Fano belum pernah merasakan hebatnya kehilangan, sebelumnya. Hidupnya terasa sempurna beberapa tahun yang lalu. Ayah yang hangat, ibu yang perhatian, saudara kembar menyebalkan namun ia sayang. Semuanya terasa sempurna.
Sebelum badai itu datang. Me...
Fano kembali tidur sesaat setelah memakan bubur dan meminum obatnya. Arkha kembali berjaga setelah sang ayah pamit hendak bekerja. Meskipun hanya bekerja di rumah, pria itu tetap harus menjalankan kewajibannya.
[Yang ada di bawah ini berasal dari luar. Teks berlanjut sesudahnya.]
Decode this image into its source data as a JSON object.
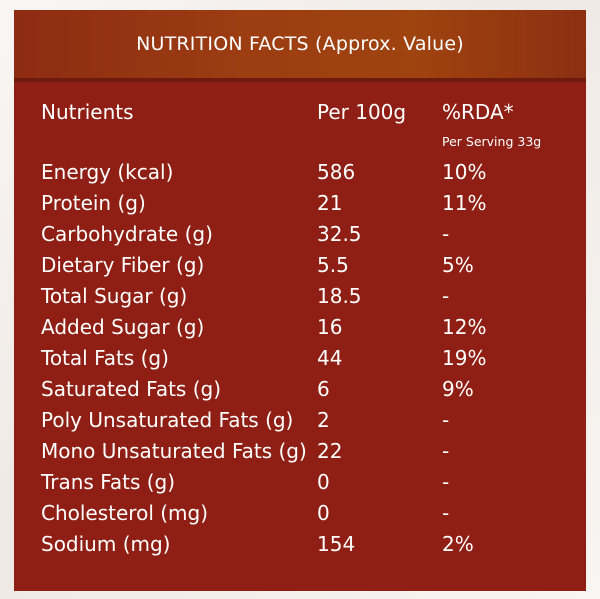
{
  "title": "NUTRITION FACTS (Approx. Value)",
  "columns": {
    "nutrients": "Nutrients",
    "per100g": "Per 100g",
    "rda": "%RDA*",
    "rda_sub": "Per Serving 33g"
  },
  "rows": [
    {
      "name": "Energy (kcal)",
      "per100g": "586",
      "rda": "10%"
    },
    {
      "name": "Protein (g)",
      "per100g": "21",
      "rda": "11%"
    },
    {
      "name": "Carbohydrate (g)",
      "per100g": "32.5",
      "rda": "-"
    },
    {
      "name": "Dietary Fiber (g)",
      "per100g": "5.5",
      "rda": "5%"
    },
    {
      "name": "Total Sugar (g)",
      "per100g": "18.5",
      "rda": "-"
    },
    {
      "name": "Added Sugar (g)",
      "per100g": "16",
      "rda": "12%"
    },
    {
      "name": "Total Fats (g)",
      "per100g": "44",
      "rda": "19%"
    },
    {
      "name": "Saturated Fats (g)",
      "per100g": "6",
      "rda": "9%"
    },
    {
      "name": "Poly Unsaturated Fats (g)",
      "per100g": "2",
      "rda": "-"
    },
    {
      "name": "Mono Unsaturated Fats (g)",
      "per100g": "22",
      "rda": "-"
    },
    {
      "name": "Trans Fats (g)",
      "per100g": "0",
      "rda": "-"
    },
    {
      "name": "Cholesterol (mg)",
      "per100g": "0",
      "rda": "-"
    },
    {
      "name": "Sodium (mg)",
      "per100g": "154",
      "rda": "2%"
    }
  ],
  "colors": {
    "card": "#8f1f14",
    "header": "#9c3d12",
    "text": "#ffffff"
  }
}
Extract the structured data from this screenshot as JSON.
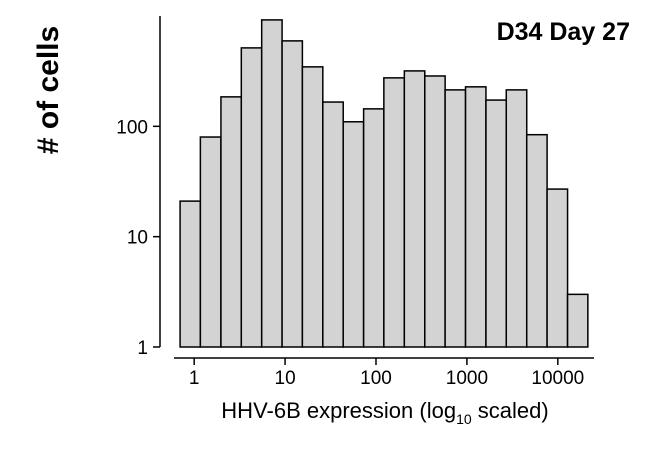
{
  "chart_data": {
    "type": "histogram",
    "title": "D34 Day 27",
    "y_label": "# of cells",
    "x_label": {
      "before": "HHV-6B expression (log",
      "sub": "10",
      "after": " scaled)"
    },
    "bins": [
      0.7,
      1.17,
      1.97,
      3.3,
      5.53,
      9.27,
      15.5,
      26.0,
      43.6,
      73.1,
      122,
      205,
      344,
      576,
      966,
      1620,
      2710,
      4550,
      7620,
      12800,
      21400
    ],
    "values": [
      21,
      80,
      185,
      514,
      922,
      595,
      346,
      166,
      110,
      144,
      275,
      318,
      286,
      214,
      228,
      173,
      214,
      84,
      27,
      3
    ],
    "color": "#d3d3d3",
    "xlim": [
      0.6,
      25000
    ],
    "xticks": [
      1,
      10,
      100,
      1000,
      10000
    ],
    "xscale": "log",
    "ylim": [
      1,
      1000
    ],
    "yticks": [
      1,
      10,
      100
    ],
    "yscale": "log"
  }
}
Yang Arkha lakukan saat ini tak banyak. Ia duduk di sofa tempat Fano biasa memainkan gitarnya, sambil sesekali menengok apakah Fano terjaga atau tidak. Kendati panasnya menurun, tetap saja tidur adiknya itu terlihat gelisah.
Sebuah notifikasi pesan mengalihkan perhatian Arkha. Cowok itu segera mengambil ponselnya, mengecek dari siapakah pesan tadi.
Bunda❤: Arkha sudah sampai, kan? Maaf Bunda baru wa Arkha. Semalam Bunda ketiduran. Capek banget.
DeofinoArkha: Arkha udah sampe kemarin agak siang, Bun. Bunda jangan terlalu banyak beraktivitas.
Bunda❤: Syukur kalau gitu. Perginya jangan lama-lama, ya, Kha. Baru sehari tapi Bunda udah kangen kamu.
DeofinoArkha: Arkha masih mau di sini, Bun. Fano lagi sakit. Jadi nggak bisa jalan-jalan.
Lama. Pesan terakhir yang ia kirimkan tak kunjung mendapat balasan. Arkha menghela napasnya panjang. Bahkan Dera hanya membaca pesannya setelah sekian menit dibiarkan begitu saja.
Sama seperti sebelum-sebelumnya. Arkha masih tak mengerti mengapa Dera bersikap seperti ini. Pertama, membenci ayahnya sampai-sampai melarang pria itu mengetahui di mana keberadaannya selama bertahun-tahun. Kedua, tidak ingin, tidak akan dan tidak pernah menanyakan keberadaan Fano padahal cowok itu juga darah dagingnya. Wajahnya pun sama persis dengan dirinya. Dan yang ketiga, Arkha masih tak mengetahui penyebab mereka berpisah. Apa ayahnya selingkuh? Kemungkinan besar jawabannya iya, kendati sebenarnya Arkha tak mengetahui pasti apa jawabannya.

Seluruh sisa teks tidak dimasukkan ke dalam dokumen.